Le Morte de Flash: Gone in a Flash

By Timothy R Butler | Posted at 12:09 AM

I am tired of Adobe Flash. Since I have been trying to transition a substantial portion of my work to a laptop, I have become more painfully aware of how inefficient this bloated plugin is (and I was already quite aware!). Never mind the slow performance, when battery life drops in half because of a window open in the background that has Flash in it, something is really wrong.

So, I am seeing how I like the web with Click for Flash installed in Safari. Eduardo got me thinking about using a flash blocker when he mentioned the Firefox-oriented FlashBlock in his blog post on web ads.

When the big brouhaha over the iPad's lack of flash started, that made me think even more seriously about Flash and ask a question: would I miss Flash if it were gone? Since I bought my first iPhone two and a half years ago, I have done a lot of web surfing on it and I have never really missed Flash when doing so. In preparing OFB Labs reviews I have also spent a lot of time with other smartphones such as the Motorola Droid and have found I can do everything I normally want to do on the web and never really even think about the lack of Flash.

Really, the only thing I use Flash for is viewing the occasional YouTube video. Now that YouTube is implementing HTML5-based video (which is doubly great since H.264 is hardware accelerated on modern Macs), there is virtually no Flash content out there that I use on an even semi-regular basis. So, why bother with it loading all the time?

I can hear folks saying, “Tim, aren't you being inconsistent with your stance on ad blocking?” The answer is “no.” Click to Flash blocks all Flash on the pages I view — it is not set up to distinguish between ads and normal content.
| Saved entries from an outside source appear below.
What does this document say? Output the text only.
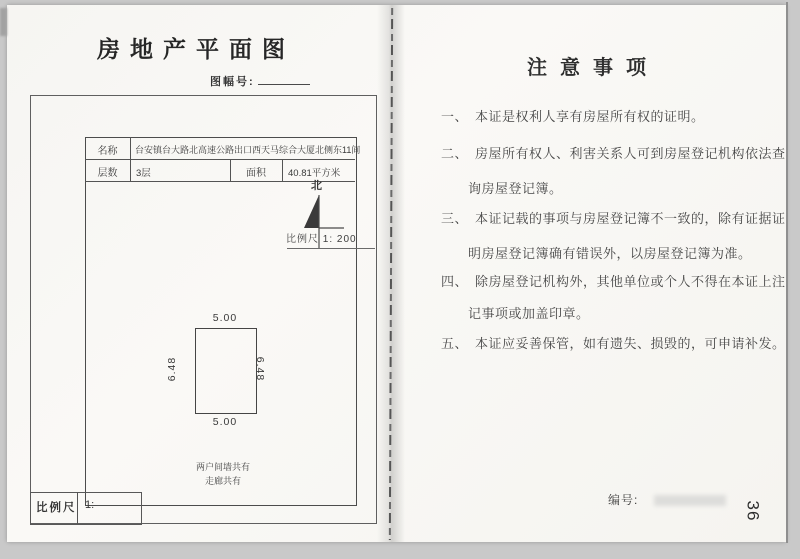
房地产平面图
图幅号:
名称	台安镇台大路北高速公路出口西天马综合大厦北侧东11间
层数	3层	面积	40.81平方米
北
比例尺 1: 200
5.00
5.00
6.48	6.48
两户间墙共有
走廊共有
比例尺 1:
注意事项
一、 本证是权利人享有房屋所有权的证明。
二、 房屋所有权人、利害关系人可到房屋登记机构依法查
询房屋登记簿。
三、 本证记载的事项与房屋登记簿不一致的，除有证据证
明房屋登记簿确有错误外，以房屋登记簿为准。
四、 除房屋登记机构外，其他单位或个人不得在本证上注
记事项或加盖印章。
五、 本证应妥善保管，如有遗失、损毁的，可申请补发。
编号:
36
To the extent this is true, using Click to Flash is similar to choices such as not to install Flash at all or choosing to use a text-based web browser.

Similarly, I have always argued blocking popups is appropriate because it is not my duty to provide the ability for sites to jump out of their box (doubly so to hide something beneath my browser as they do with pop-unders). I have blocked popups for years. Likewise, while I choose to use a graphical browser, I have no qualms with those who think using a text-only browser to avoid all graphics is a good idea.

Key principle: I do not believe I have to provide software to allow people to sell me stuff; I can choose to disable any part of my browser I feel like. But, when I disable it, it should not be in a way that intelligently disables it only for ads, but for all uses of the content method the ads use. If I don't want animated GIF ads, I should disable all animated GIFs. If I don't want popup ads, I should disable all unrequested popups. If I don't want Flash ads, I should disable Flash wholesale.

If I continued to have the system download non-advertising related Flash, that would be a different story. After all, I would be using up the web site's bandwidth without at least viewing the stuff they use to subsidize that bandwidth. Bandwidth is very expensive. In agreeing to quid pro quo concerning web viewing, it is no different than how if I want a subsidized price on a phone, I do not try to get out of having a two year contract.

I digress. I am Flash free now. I like it so far — my browsing experience is running faster and I am hopefully doing my part to send a clear message to other web developers: drop the proprietary plugins and use HTML5. The momentum is already there with the HTML5-friendly Mobile Safari/WebKit has engine becoming the lingua franca of mobile web browsing.

Who knows? Maybe by Mac OS X 10.7, Flash will not even come pre-installed on desktop systems. If that happens, I can't say I would be the least bit sad.